ESTÁ NA HORA!

Arrisco-me a comparar a vocação a um tesouro escondido que espera ser encontrado… mas para isso são importantes as pistas e os sinais que Deus vai colocando na nossa vida…

Nasci no seio de uma família cristã e tive a graça de ser batizada no dia de S. Francisco de Assis (4 outubro), ele que é um santo muito querido na minha terra por serem há muito tempo os Franciscanos os responsáveis pela Paróquia. Vivi uma infância e adolescência muito normais, mas claro, marcadas pelas coisas próprias de cada idade, e pelas descobertas que são necessárias fazer. Logo desde pequena, e surpreendentemente por influência do meu irmão, entrei para os Escuteiros, que foram um sustento na fé e um grande pilar para a minha formação humana, principalmente pela experiência da vida em comunidade. Mas ao longo destes anos, dou graças a Deus principalmente pela presença e proximidade dos meus pais, e pela sua fidelidade cristã, que tanto me ajudou a permanecer fiel.

Contudo as pistas de Deus tornaram-se mais claras e evidentes no secundário, nomeadamente no 11º ano. Nesse ano fiz o Crisma, e como preparação para esse Sacramento, os catequistas procuraram mostrar-nos, através de encontros, actividades e retiros, algumas formas de serviço na Igreja, e entre muitas realidades fomos, no Sábado Santo, visitar as Irmãs Concepcionistas Franciscanas, no Monte Estoril… para mim tudo era tão novo, tão diferente daquilo que conhecia… tudo me era desconhecido… mas os sorrisos, a alegria e os testemunhos das Irmãs contagiaram-me até ao mais profundo do meu coração, de tal maneira que não o conseguia expressar, especialmente por se reconhecer na simplicidade das suas vidas o grande desejo de caminhar com Maria Imaculada para Jesus e, unidas pela força da oração, procurarem chegar às necessidades mais urgentes do mundo.

Simultaneamente com o percurso de preparação para o Crisma, na escola descobri uma amiga muito importante que me despertou para o desejo de ser toda de Jesus no concreto da minha vida, e não apenas em certos atos religiosos… e diria que o presente de Crisma que ela me ofereceu foi a grande seta a orientar-me para o tesouro escondido que Jesus me queria fazer descobrir.

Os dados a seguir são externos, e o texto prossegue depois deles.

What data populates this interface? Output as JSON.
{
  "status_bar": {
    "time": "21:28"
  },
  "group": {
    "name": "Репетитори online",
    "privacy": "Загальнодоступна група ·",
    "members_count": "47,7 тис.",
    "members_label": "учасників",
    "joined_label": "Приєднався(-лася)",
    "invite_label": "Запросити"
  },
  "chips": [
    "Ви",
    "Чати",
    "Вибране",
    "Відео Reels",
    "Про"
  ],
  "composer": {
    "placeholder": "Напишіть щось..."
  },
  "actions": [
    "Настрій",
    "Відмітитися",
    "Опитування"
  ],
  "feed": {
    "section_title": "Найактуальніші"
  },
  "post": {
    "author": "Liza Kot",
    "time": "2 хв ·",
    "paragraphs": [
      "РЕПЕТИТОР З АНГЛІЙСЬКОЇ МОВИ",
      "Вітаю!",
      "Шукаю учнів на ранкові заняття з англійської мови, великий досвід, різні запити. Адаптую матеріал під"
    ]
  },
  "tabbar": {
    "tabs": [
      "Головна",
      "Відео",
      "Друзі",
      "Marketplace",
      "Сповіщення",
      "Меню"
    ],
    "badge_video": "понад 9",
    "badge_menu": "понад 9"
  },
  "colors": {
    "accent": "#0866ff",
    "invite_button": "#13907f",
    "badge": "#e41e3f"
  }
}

Entretanto, no meio de tantas outras atividades, proporcionaram-se mais alguns contatos e encontros com as Irmãs, nomeadamente no verão desse mesmo ano tive a oportunidade de fazer uma semana de experiência no Mosteiro de Viseu (visto que os dois mosteiros ainda estão associados)… foi para mim uma semana cheia de uma paz e de uma alegria profundas, sinal da presença amorosa de Jesus e materna de Maria… e como foi difícil regressar a casa… mas naquele momento a vontade de Deus era que eu terminasse o secundário. contudo foi um ano muito bonito, apesar das dificuldades: pela experiência de dar catequese, pela grande experiência de participar nas JMJ na Polónia, pelas relações fortes de amizade que criei, por tão belos acontecimentos na minha família… tantas coisas… E tudo isto me ajudou muito a crescer e a ganhar mais estrutura para que a minha entrada no Mosteiro fosse uma decisão mais firme e consciente.

No fundo, aquando da minha entrada e ao longo deste ano de Postulantado, foi-me sendo confirmado o local onde está escondido o tesouro da minha vocação. Mas terei a vida toda para descobrir e contemplar nesse tesouro, a pérola mais radiante e preciosa que pode existir, que é o próprio Jesus Cristo. E tenho vindo a reconhecer que não há melhor Mestra no caminho senão Maria Imaculada, a Pastora que orienta todas as ovelhas que Lhe forem confiadas para o louvor eterno do Deus Amor!